Cascading Style Sheets (CSS) is a style sheet language that is used to format the structure and look of a webpage written in markup languages such as HTML and XHTML. Along with markup languages, it can also be used to format XML documents. CSS allows developers to move formatting attributes such as font color, font style, font size, background color, borders, section sizes, and other elements to a single separate file, resulting in much simpler code and more flexible handling of final rendering. Because of this feature, CSS is heavily used in nearly all Chrome experiments.

===WebGL===

WebGL (Web Graphics Library) is a JavaScript API used for rendering 3-D and 2-D graphics and animations in the web browser itself without any additional plugin.
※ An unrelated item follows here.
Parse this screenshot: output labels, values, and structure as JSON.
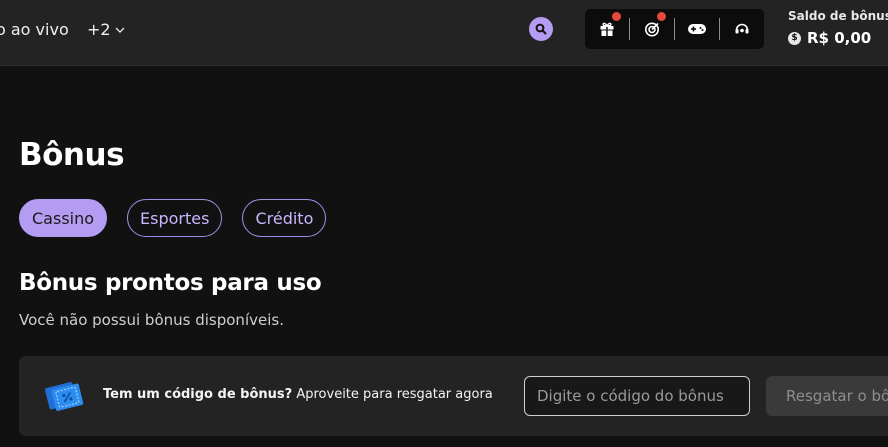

The web browser should be compatible with the API. WebGL is an open-source API that is based on Open Graphics Library Embedded Systems (OpenGL ES) and draws inspiration from the Canvas 3-D element. WebGL is currently supported by Google Chrome and Mozilla Firefox, along with limited support by Safari and Opera. Internet Explorer, however, has no inbuilt support for WebGL until now, but a user can view WebGL content on IE using additional browser plugins.

Utilized by 529 experiments out of 1,127, WebGL is one of the most commonly used technologies on the site. The technology has also gained active use in famous and useful online apps such as Google Maps, and Zygote Body (formerly Google Body).

===Web Audio===

Web Audio is the high-level JavaScript API used for processing and playback of audio content on the browser itself, without any additional plugins. All experiments on the Google Chrome Experiment site are designed to be interactive and attractive, thus Web Audio is an integral part of most of these projects.

==Mobile==
On February 7, 2012, Google launched its first beta release of Chrome for mobile, and on June 27, 2012, Google added a new section on the Google Chrome Experiment website dedicated to only mobile-based applications.

In 2013, Google Chrome Racer (a "slot car race") debuted at the Google I/O developer conference, developed by Google Creative Lab New York, builds by Active Theory LA, sound effects and soundtrack code by Plan8 Sweden and 14islands, theme music by Giorgio Moroder, and backend by PA Consulting London.

In 2024, Google continues to update Chrome Experiments with new categories and cutting-edge projects. Recent additions include VR and AR experiments, as well as AI-powered interactive experiences. The platform remains a showcase for innovative uses of web technologies, demonstrating the potential of modern browsers and the web as a creative medium.